Peuples et institutions

13/12/2015

Politique

Proclamée suite à la prise du pouvoir par le mouvement des officiers libres dirigé par Nasser, en 1952,  et au renversement du roi Farouk Ier, la République arabe d’Egypte a connu récemment des temps troublés.

Le règne de Nasser se caractérise par l’application d’une idéologie socialiste et panarabiste, avec la nationalisation d’entreprises (canal de Suez) et la réalisation de projets pharaoniques (barrage d’Assouan). Sadate lui succède en 1970. Après la guerre du Kippour, en 1973, il engage avec le Premier Ministre israélien Begin des accords de paix historiques (Camp David), mais impopulaires dans le monde arabo-musulman. Après avoir lancé une campagne contre les intellectuels et militants de son pays (communistes, nasséristes, islamistes), Sadate est assassiné en 1981 par des membres de l’armée appartenant au jihad islamique égyptien.

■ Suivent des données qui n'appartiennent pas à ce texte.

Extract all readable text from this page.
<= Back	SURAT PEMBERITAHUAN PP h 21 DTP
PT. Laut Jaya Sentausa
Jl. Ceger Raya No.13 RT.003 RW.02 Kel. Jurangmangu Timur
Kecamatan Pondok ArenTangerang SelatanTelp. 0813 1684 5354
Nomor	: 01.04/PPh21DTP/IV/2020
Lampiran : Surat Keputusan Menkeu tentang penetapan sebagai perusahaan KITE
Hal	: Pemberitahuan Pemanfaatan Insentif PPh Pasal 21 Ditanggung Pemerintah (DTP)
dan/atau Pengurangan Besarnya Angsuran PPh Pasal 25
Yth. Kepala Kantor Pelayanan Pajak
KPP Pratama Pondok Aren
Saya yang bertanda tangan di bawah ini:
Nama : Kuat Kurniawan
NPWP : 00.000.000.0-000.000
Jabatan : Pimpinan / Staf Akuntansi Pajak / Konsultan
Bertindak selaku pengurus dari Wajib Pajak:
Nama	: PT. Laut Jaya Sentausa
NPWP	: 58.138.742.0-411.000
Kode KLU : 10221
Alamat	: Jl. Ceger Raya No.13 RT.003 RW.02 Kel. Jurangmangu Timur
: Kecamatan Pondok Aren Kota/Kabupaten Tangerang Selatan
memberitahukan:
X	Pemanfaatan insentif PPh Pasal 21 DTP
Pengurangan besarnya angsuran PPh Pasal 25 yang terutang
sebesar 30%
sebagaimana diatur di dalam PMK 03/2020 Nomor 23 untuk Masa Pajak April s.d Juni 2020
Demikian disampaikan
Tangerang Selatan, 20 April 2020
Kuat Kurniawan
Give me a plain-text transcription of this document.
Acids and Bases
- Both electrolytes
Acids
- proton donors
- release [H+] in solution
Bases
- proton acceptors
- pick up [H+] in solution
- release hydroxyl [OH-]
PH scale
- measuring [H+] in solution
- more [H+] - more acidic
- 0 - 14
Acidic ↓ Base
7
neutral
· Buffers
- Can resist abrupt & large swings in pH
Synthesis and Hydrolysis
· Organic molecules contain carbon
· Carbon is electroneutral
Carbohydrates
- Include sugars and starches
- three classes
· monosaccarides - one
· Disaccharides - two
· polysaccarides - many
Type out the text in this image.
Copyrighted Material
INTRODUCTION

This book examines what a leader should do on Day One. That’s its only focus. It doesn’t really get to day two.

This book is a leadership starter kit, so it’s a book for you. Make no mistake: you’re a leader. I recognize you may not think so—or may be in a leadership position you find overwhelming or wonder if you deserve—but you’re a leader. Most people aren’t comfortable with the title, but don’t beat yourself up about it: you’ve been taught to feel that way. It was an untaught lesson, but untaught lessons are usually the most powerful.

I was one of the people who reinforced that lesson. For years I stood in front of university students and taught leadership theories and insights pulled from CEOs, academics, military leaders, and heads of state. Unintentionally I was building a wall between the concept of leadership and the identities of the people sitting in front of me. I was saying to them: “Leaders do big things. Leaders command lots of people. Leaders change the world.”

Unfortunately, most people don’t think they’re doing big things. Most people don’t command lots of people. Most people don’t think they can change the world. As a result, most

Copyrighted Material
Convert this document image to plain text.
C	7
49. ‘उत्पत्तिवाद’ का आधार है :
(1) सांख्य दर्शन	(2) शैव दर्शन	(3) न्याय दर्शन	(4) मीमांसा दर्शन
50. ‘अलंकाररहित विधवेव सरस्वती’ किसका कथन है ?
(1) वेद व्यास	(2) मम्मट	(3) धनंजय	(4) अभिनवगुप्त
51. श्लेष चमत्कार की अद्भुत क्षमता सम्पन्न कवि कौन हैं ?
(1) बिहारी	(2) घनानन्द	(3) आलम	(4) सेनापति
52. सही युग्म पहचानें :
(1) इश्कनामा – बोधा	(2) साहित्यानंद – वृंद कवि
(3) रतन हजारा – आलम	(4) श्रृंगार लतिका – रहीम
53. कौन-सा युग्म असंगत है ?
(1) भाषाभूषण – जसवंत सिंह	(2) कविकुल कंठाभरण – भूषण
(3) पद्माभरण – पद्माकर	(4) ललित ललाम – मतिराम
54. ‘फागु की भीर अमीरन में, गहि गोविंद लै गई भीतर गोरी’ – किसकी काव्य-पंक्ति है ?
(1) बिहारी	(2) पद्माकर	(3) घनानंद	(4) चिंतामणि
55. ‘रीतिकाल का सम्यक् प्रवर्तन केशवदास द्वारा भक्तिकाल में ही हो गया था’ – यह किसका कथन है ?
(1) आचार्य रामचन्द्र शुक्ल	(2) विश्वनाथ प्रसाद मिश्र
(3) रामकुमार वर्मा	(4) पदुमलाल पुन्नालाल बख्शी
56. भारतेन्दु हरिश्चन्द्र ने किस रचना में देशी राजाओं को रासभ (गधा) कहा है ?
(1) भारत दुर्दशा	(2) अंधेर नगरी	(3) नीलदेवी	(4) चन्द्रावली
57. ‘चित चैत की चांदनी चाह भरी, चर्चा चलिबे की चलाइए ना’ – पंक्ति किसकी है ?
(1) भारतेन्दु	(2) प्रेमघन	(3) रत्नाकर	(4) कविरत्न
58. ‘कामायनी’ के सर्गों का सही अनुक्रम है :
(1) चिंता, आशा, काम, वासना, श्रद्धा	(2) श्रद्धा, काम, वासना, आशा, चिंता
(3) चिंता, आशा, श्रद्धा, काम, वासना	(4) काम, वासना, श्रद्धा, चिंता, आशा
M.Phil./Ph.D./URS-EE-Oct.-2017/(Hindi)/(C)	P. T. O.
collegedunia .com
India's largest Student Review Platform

Moubarak lui succède qui pour un règne qui allait durer trente ans, jusqu’à ce que la vague des Printemps Arabes, commencée en Tunisie avec le soulèvement contre Ben Ali, le pousse à démissionner en février 2011. Les premières élections démocratiques sont organisées en mai 2012, favorisant l’accession surprise du candidat Frère musulman au poste présidentiel. Mais l’impopularité de Mohamed Morsi et de ses réformes culmine à l’été 2013 avec des manifestations historiques dans les rues du Caire. L’armée reprend officiellement les rênes du pouvoir et désigne Abdel Fattah el Sissi comme le nouveau leader du pays. Des élections présidentielles en 2014 confirment ce choix et, depuis, Sissi, nouveau raïs de l’Egypte, contrôle d’une main de fer toute forme d’opposition (islamistes, révolutionnaires).

Économie

Croissance : prévision de 3,8% pour 2015, contre 2,2% effectif en 2014 (Perspectives Economiques en Afrique, 2015)
Taux de chômage : 13% en 2014 (CIA, 2015)
Taux d’inflation : 10,1% en 2014 (CIA, 2015)

L´économie égyptienne est encore marquée par les incertitudes liées à toute phase de transition. Depuis 1948, les affrontements avec Israël ont contribué à entraver le développement du pays qui, par ailleurs, dispose de peu de matières premières. Les tensions sur le marché international du coton, dont l’Egypte est un producteur traditionnel, ont affaibli ses revenus agricoles. L’emploi public demeure pléthorique. La libéralisation amorcée sous Moubarak (réduction des impôts sur les sociétés, privatisations…) a permis une reprise de la croissance (7,1% en 2007).

Le pari du Grand Barrage d´Assouan est peu ou prou gagné, puisque l´Egypte a réussi à assurer son autosuffisance électrique. La régulation du Nil permet notamment la mise en irrigation de zones comme le Fayoum, à une trentaine de kilomètres à l’ouest du fleuve. L’Egypte, qui traditionnellement est un des grands exportateurs de gaz de la région, ne peut plus accéder à ses champs gaziers du Sinaï à cause de la présence terroriste dans la région. Elle vient de signer un accord historique avec Israël qui prévoit que l’Egypte exportera le gaz depuis l’Etat hébreu.

Plus récemment, les yeux se sont tournés vers le nouveau Canal de Suez, qui cristallise les ambitions de reprise de la croissance du gouvernement. Inauguré en grande pompe à l’été 2015 et financé à 80% par la population égyptienne elle-même, suite à un appel à la souscription de bons de participation, il vise à augmenter les recettes de l’Etat et à combler partiellement le trou budgétaire creusé par la diminution du nombre de touristes depuis la Révolution de 2011 et la crise politique qui s’en est suivie.

Le taux de chômage était de 13% en 2014, mais il est beaucoup plus sévère chez les jeunes (34% en moyenne chez les 15-24 ans). Un chiffre inquiétant à la lumière des projections démographiques du pays. Un égyptien sur deux est âgé de moins de 25 ans, 35% des Egyptiens ont moins de 15 ans. Malgré tout, le pays garde une rente stable : les droits de passage dans le Canal de Suez ; et une ressource mal connue : l´argent que les Egyptiens émigrés dans les Pays du Golfe envoient régulièrement à leur famille.

Peuples

La population égyptienne est majoritairement composée de l’ancien fond chamitique (égyptiens, bédouins, berbères) auquel s’ajoutent des apports arabe et nubien. Les minorités (arméniens, italiens, français) ne dépassent pas 1% du total de la population.

Les chrétiens coptes représentent environ 8% de la population. Cette confession miaphysite ne reconnaît pas l´autorité de Rome. On dit que l´église copte a été fondée par saint Marc en personne.